Again, cue Leslie Nielsen.
Thank goodness we’re just going to refer to this new bhoy as “Guchi,” pronounced “Gucci” like the Italian fashion designer. There’s a nuance to some “U” and “I” vowel sounds where the sound is virtually swallowed and is almost non-existent. Such is the case with his first name, Yosuke. It’s not “Yoh-soo-keh” but “Yoh-skeh” with the “u” in “su” essentially disappearing.
Another Celt had this situation a couple of decades ago that gave announcers at the time some fits. You may have heard of him. Shunsuke Nakamura, whose first name is pronounced, as you all know by now, as “Shoon-skeh.”
I don’t know why this is. It would take someone with a better understanding of Japanese to explain. Are you out there?
OK, everyone. Welcome to the world of the Japanese syllables that English speakers can’t pronounce to save their lives, and yet another of the aforementioned curveballs in pronunciation. That would be a series including kyo/ryo/hyo/myo, or its variants, which are really pronounced as one syllable as opposed to two.
We have heard it all season: Key-Yo-Go or Kai-Yo-Go (the latter a specialty of John Hartson’s). Fingernails across the chalkboard . . .

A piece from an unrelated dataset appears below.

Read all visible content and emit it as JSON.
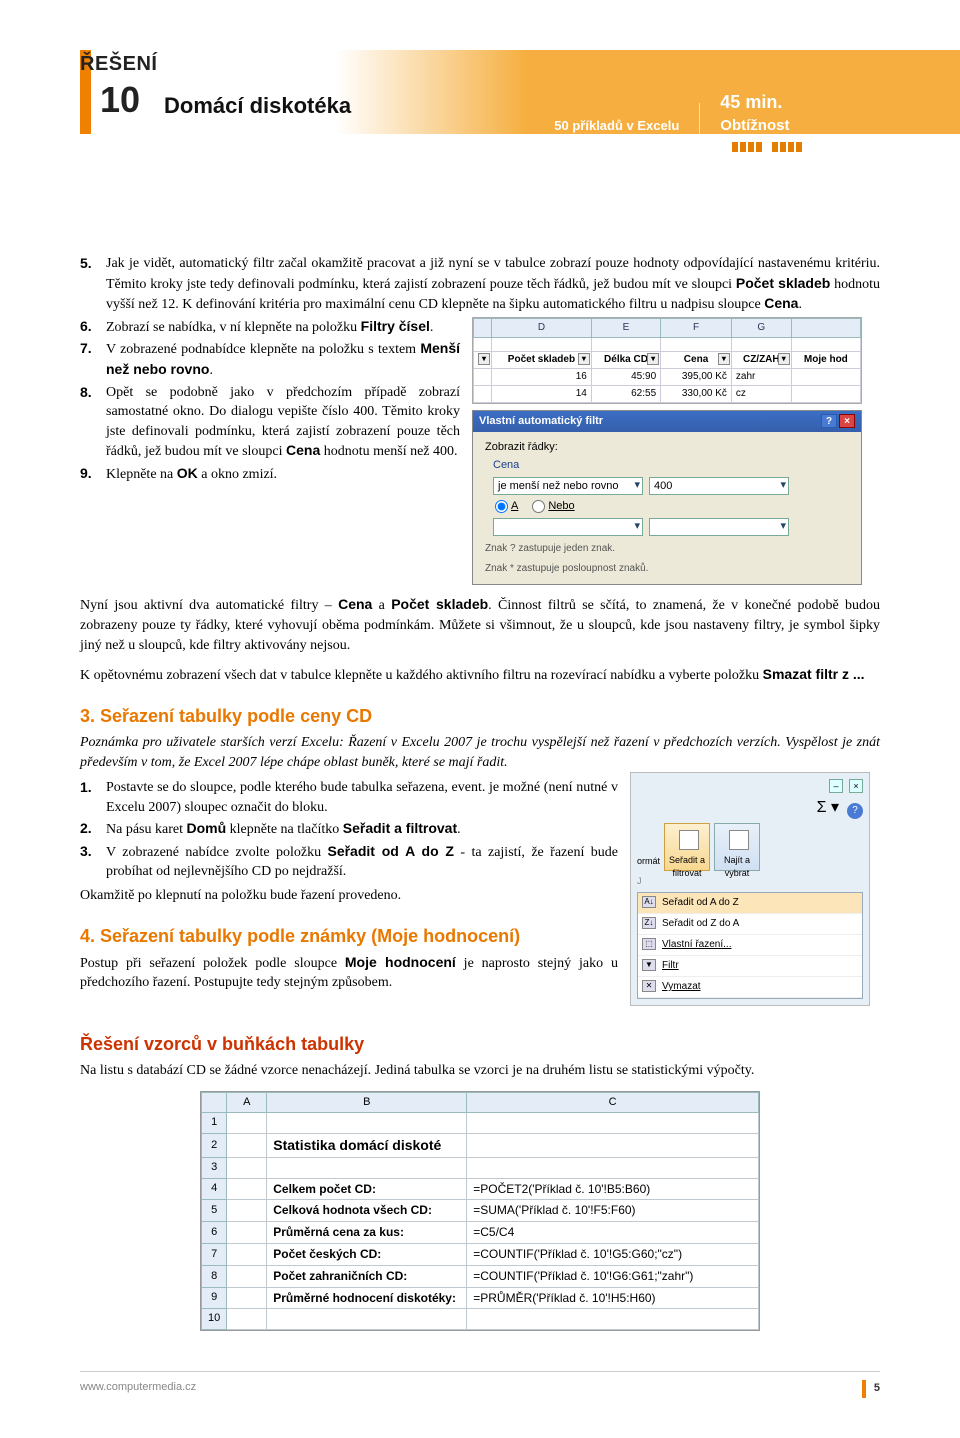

It’s hard. But it’s “Kyoh-goh,” only two syllables. And believe me I get it because, having once been married to a woman named Kyoko, it took a little practice to get her name right while we were dating. And to this day I constantly trip over the word “ryokan” — inn — and instead I just call it a “ホテル” or “ho-teh-roo,” or “hotel.”
One more thing
While Google Translate is probably the greatest invention ever for reading worldwide dispatches about football in languages other than your own, it still needs to come up to speed when it comes to translating words and phrases from one language to another. As far as artificial intelligence in this area has advanced, it still hasn’t reached the stage where it can ascertain whether something is idiomatic or sarcastic between languages, or both.
But for the most part, you can get your point across using it, even though you risk sounding like a complete dolt.
For example, run “Mon the Hoops” through Google Translate into Japanese and you get “フープの月” — fupu no tsuki (note: “hu” becomes “fu” in Hiragana/Katakana), so it translates into Japanese as “Hoop Moon.”
Back to the drawing board, Google. Meanwhile, Mon the Hoops, in any and every language.